Le Tribunal administratif de Melun, statuant par ordonnance, a rejeté une requête en excès de pouvoir visant à contester le refus d'une aide humaine mutualisée pour un enfant handicapé. Le tribunal s'est déclaré incompétent, estimant que ce litige relevant de l'orientation scolaire d'un enfant handicapé est de la compétence exclusive des juridictions judiciaires. Cette solution s'appuie sur les articles L. 241-6 et L. 241-9 du code de l'action sociale et des familles, qui attribuent le contentieux de ces décisions de la commission des droits et de l'autonomie des personnes handicapées (CDAPH) à l'ordre judiciaire.
Texte intégral
Vu la procédure suivante :
Par une requête enregistrée le 27 août 2024, Mme F... E... épouse B... A... et M. D... B... A... doivent être regardés comme demandant au tribunal :
1°) d’annuler la décision du 8 août 2024, prise sur recours préalable obligatoire, par laquelle la commission des droits et de l’autonomie des personnes handicapées de Seine-et-Marne lui a refusé le bénéfice d’une aide humaine mutualisée aux élèves handicapés au-delà du 31 août 2024 pour leur enfant C... ;
2°) d’enjoindre à la directrice de la maison départementale des personnes handicapées de Seine-et-Marne d’affecter une aide humaine mutualisée aux élèves handicapés à leur fille.
Par un mémoire en défense enregistré le 6 septembre 2024, la maison départementale des personnes handicapées de Seine-et-Marne conclut au rejet de la requête en opposant l’incompétence de la juridiction administrative.
Vu les autres pièces du dossier.
Vu :
- le code de l’action sociale et des familles ;
- le décret n° 2015-233 du 27 février 2015 relatif au Tribunal des conflits et aux questions préjudicielles ;
- le code de justice administrative.
Aux termes de l’article R. 222-1 du code de justice administrative : « (…) les présidents de formation de jugement des tribunaux (…) peuvent, par ordonnance : / … / 2° Rejeter les requêtes ne relevant manifestement pas de la compétence de la juridiction administrative (…) ».
D’une part, aux termes de l’article L. 241-6 du code de l’action sociale et des familles : « I.- La commission des droits et de l'autonomie des personnes handicapées est compétente pour : / 1° Se prononcer sur l'orientation de la personne handicapée et les mesures propres à assurer son insertion scolaire ou professionnelle et sociale (…) ».
D’autre part, aux termes de l’article L. 241-9 du code de l’action sociale et des familles : « Les décisions relevant du 1° du I de l'article L. 241-6 prises à l'égard d'un enfant ou un adolescent handicapé (…) peuvent faire l'objet de recours devant les tribunaux judiciaires spécialement désignés en application de l'article L. 211-16 du code de l'organisation judiciaire (…) ».
Il résulte de ces dispositions que la contestation des décisions prises par la commission des droits et de l’autonomie des personnes handicapées portant sur l’orientation et l’insertion scolaire d’un enfant en situation de handicap relève des juridictions de l’ordre judiciaire. Il suit de là que la juridiction administrative n’est manifestement pas compétente pour connaître des conclusions de Mme E... épouse B... A... et M. B... A.... La requête doit, par suite, être rejetée comme portée devant une juridiction incompétente pour en connaître.
O R D O N N E :
Article 1er : La requête de Mme E... épouse B... A... et M. B... A... est rejetée comme portée devant une juridiction incompétente pour en connaître.

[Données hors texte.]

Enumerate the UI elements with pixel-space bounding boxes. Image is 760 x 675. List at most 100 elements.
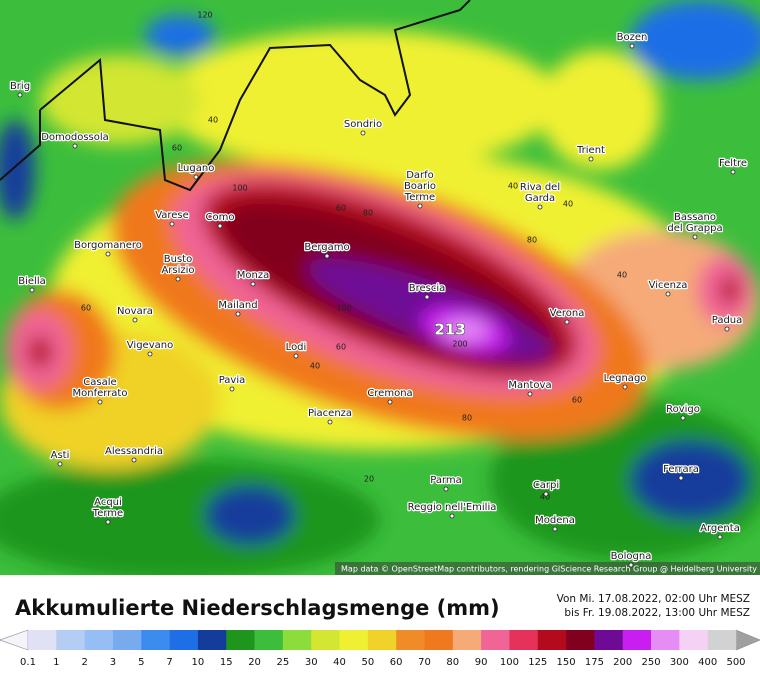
city-marker xyxy=(147,351,153,357)
colorbar-label: 10 xyxy=(192,657,205,668)
colorbar-box xyxy=(679,630,708,650)
colorbar-box xyxy=(424,630,454,650)
contour-label: 100 xyxy=(232,184,247,193)
city-marker xyxy=(678,475,684,481)
city-label: Ferrara xyxy=(663,464,699,475)
city-label: Arsizio xyxy=(161,265,194,276)
colorbar-label: 400 xyxy=(698,657,717,668)
colorbar-box xyxy=(707,630,737,650)
city-marker xyxy=(543,491,549,497)
city-marker xyxy=(443,486,449,492)
colorbar-label: 7 xyxy=(166,657,172,668)
contour-label: 80 xyxy=(527,236,537,245)
contour-label: 40 xyxy=(208,116,218,125)
city-marker xyxy=(730,169,736,175)
city-label: Verona xyxy=(550,308,585,319)
city-label: Lugano xyxy=(178,163,215,174)
city-label: Lodi xyxy=(286,342,307,353)
colorbar-label: 500 xyxy=(726,657,745,668)
colorbar-box xyxy=(226,630,255,650)
colorbar-box xyxy=(339,630,369,650)
colorbar-box xyxy=(28,630,57,650)
city-label: Feltre xyxy=(719,158,747,169)
colorbar-box xyxy=(622,630,652,650)
city-label: Cremona xyxy=(367,388,412,399)
colorbar-label: 200 xyxy=(613,657,632,668)
colorbar-label: 80 xyxy=(446,657,459,668)
colorbar-label: 150 xyxy=(557,657,576,668)
city-label: Casale xyxy=(83,377,116,388)
city-marker xyxy=(527,391,533,397)
city-label: Carpi xyxy=(533,480,559,491)
city-marker xyxy=(217,223,223,229)
city-marker xyxy=(105,251,111,257)
colorbar-box xyxy=(254,630,284,650)
city-label: Padua xyxy=(712,315,743,326)
city-label: Brescia xyxy=(409,283,446,294)
city-marker xyxy=(17,92,23,98)
contour-label: 200 xyxy=(452,340,467,349)
colorbar-box xyxy=(282,630,312,650)
city-label: Parma xyxy=(430,475,462,486)
colorbar-label: 60 xyxy=(390,657,403,668)
city-label: Vicenza xyxy=(649,280,688,291)
contour-label: 80 xyxy=(462,414,472,423)
contour-label: 60 xyxy=(81,304,91,313)
city-label: Monferrato xyxy=(73,388,128,399)
city-label: Brig xyxy=(10,81,30,92)
city-label: Trient xyxy=(576,145,605,156)
city-marker xyxy=(564,319,570,325)
city-label: Como xyxy=(206,212,235,223)
colorbar-box xyxy=(56,630,85,650)
contour-label: 40 xyxy=(310,362,320,371)
colorbar-box xyxy=(509,630,539,650)
colorbar-box xyxy=(169,630,199,650)
city-label: Boario xyxy=(404,181,436,192)
city-marker xyxy=(680,415,686,421)
contour-label: 40 xyxy=(563,200,573,209)
city-marker xyxy=(29,287,35,293)
city-label: Piacenza xyxy=(308,408,352,419)
city-label: Novara xyxy=(117,306,153,317)
city-label: Rovigo xyxy=(666,404,700,415)
city-marker xyxy=(132,317,138,323)
colorbar-box xyxy=(537,630,567,650)
city-marker xyxy=(387,399,393,405)
legend: Akkumulierte Niederschlagsmenge (mm) Von… xyxy=(0,593,760,668)
city-marker xyxy=(449,513,455,519)
city-label: Modena xyxy=(535,515,575,526)
city-marker xyxy=(552,526,558,532)
city-marker xyxy=(692,234,698,240)
city-marker xyxy=(250,281,256,287)
colorbar-label: 125 xyxy=(528,657,547,668)
colorbar-arrow-low xyxy=(0,629,29,651)
city-label: Bergamo xyxy=(304,242,349,253)
city-marker xyxy=(169,221,175,227)
city-marker xyxy=(537,204,543,210)
attribution-bg xyxy=(335,562,760,575)
city-label: Biella xyxy=(18,276,45,287)
city-marker xyxy=(131,457,137,463)
city-label: Legnago xyxy=(604,373,647,384)
colorbar-box xyxy=(396,630,425,650)
city-marker xyxy=(327,419,333,425)
colorbar-box xyxy=(594,630,624,650)
city-label: Sondrio xyxy=(344,119,382,130)
colorbar-label: 2 xyxy=(81,657,87,668)
city-marker xyxy=(229,386,235,392)
city-label: Argenta xyxy=(700,523,740,534)
colorbar-label: 50 xyxy=(361,657,374,668)
city-label: del Grappa xyxy=(667,223,722,234)
contour-label: 60 xyxy=(336,343,346,352)
city-marker xyxy=(588,156,594,162)
city-marker xyxy=(629,43,635,49)
contour-label: 120 xyxy=(197,11,212,20)
colorbar-box xyxy=(197,630,227,650)
city-label: Domodossola xyxy=(41,132,109,143)
contour-label: 100 xyxy=(336,304,351,313)
period-from: Von Mi. 17.08.2022, 02:00 Uhr MESZ xyxy=(557,593,750,605)
colorbar-label: 175 xyxy=(585,657,604,668)
contour-label: 60 xyxy=(336,204,346,213)
period-to: bis Fr. 19.08.2022, 13:00 Uhr MESZ xyxy=(564,607,750,619)
colorbar-box xyxy=(141,630,170,650)
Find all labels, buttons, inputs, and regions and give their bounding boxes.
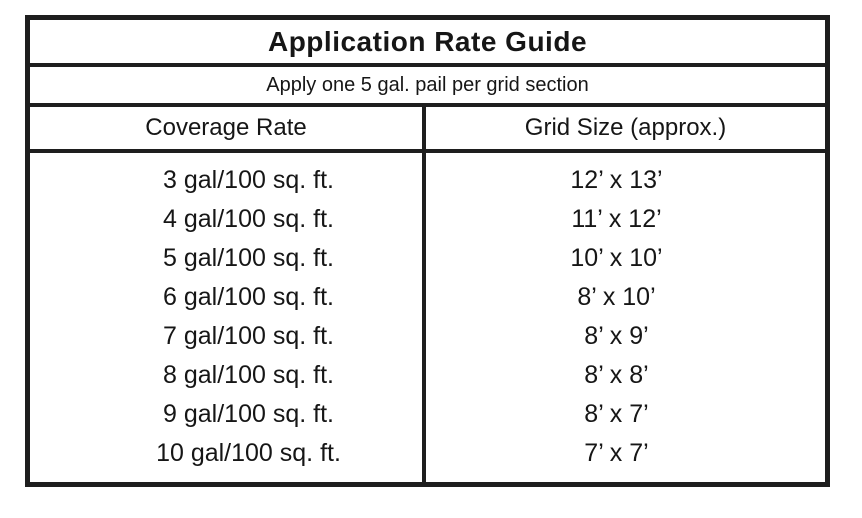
grid-size-cell: 11’ x 12’	[571, 205, 662, 233]
grid-size-cell: 8’ x 7’	[584, 400, 649, 428]
grid-size-column: 12’ x 13’ 11’ x 12’ 10’ x 10’ 8’ x 10’ 8…	[426, 153, 825, 482]
grid-size-cell: 8’ x 9’	[584, 322, 649, 350]
coverage-rate-cell: 4 gal/100 sq. ft.	[163, 205, 334, 233]
coverage-rate-cell: 6 gal/100 sq. ft.	[163, 283, 334, 311]
grid-size-cell: 12’ x 13’	[570, 166, 663, 194]
table-title: Application Rate Guide	[30, 20, 825, 67]
table-subtitle: Apply one 5 gal. pail per grid section	[30, 67, 825, 107]
coverage-rate-cell: 8 gal/100 sq. ft.	[163, 361, 334, 389]
column-header-coverage-rate: Coverage Rate	[30, 107, 426, 149]
grid-size-cell: 10’ x 10’	[570, 244, 663, 272]
grid-size-cell: 8’ x 8’	[584, 361, 649, 389]
grid-size-cell: 7’ x 7’	[584, 439, 649, 467]
table-header-row: Coverage Rate Grid Size (approx.)	[30, 107, 825, 153]
coverage-rate-cell: 5 gal/100 sq. ft.	[163, 244, 334, 272]
coverage-rate-cell: 10 gal/100 sq. ft.	[156, 439, 341, 467]
application-rate-guide-table: Application Rate Guide Apply one 5 gal. …	[25, 15, 830, 487]
coverage-rate-cell: 7 gal/100 sq. ft.	[163, 322, 334, 350]
grid-size-cell: 8’ x 10’	[577, 283, 656, 311]
column-header-grid-size: Grid Size (approx.)	[524, 114, 727, 141]
table-body: 3 gal/100 sq. ft. 4 gal/100 sq. ft. 5 ga…	[30, 153, 825, 482]
coverage-rate-cell: 9 gal/100 sq. ft.	[163, 400, 334, 428]
coverage-rate-cell: 3 gal/100 sq. ft.	[163, 166, 334, 194]
coverage-rate-column: 3 gal/100 sq. ft. 4 gal/100 sq. ft. 5 ga…	[30, 153, 426, 482]
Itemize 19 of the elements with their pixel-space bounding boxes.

Article 2 : La présente ordonnance sera notifiée à Mme F... E... épouse B... A..., à M. D... B... A... et à la maison départementale des personnes handicapées de Seine-et-Marne.
Fait à Melun, le 12 février 2026.
Le président de la 8ème chambre,
X. POTTIER
La République mande et ordonne au préfet de Seine-et-Marne en ce qui le concerne ou à tous commissaires de justice à ce requis en ce qui concerne les voies de droit commun, contre les parties privées, de pourvoir à l’exécution de la présente décision.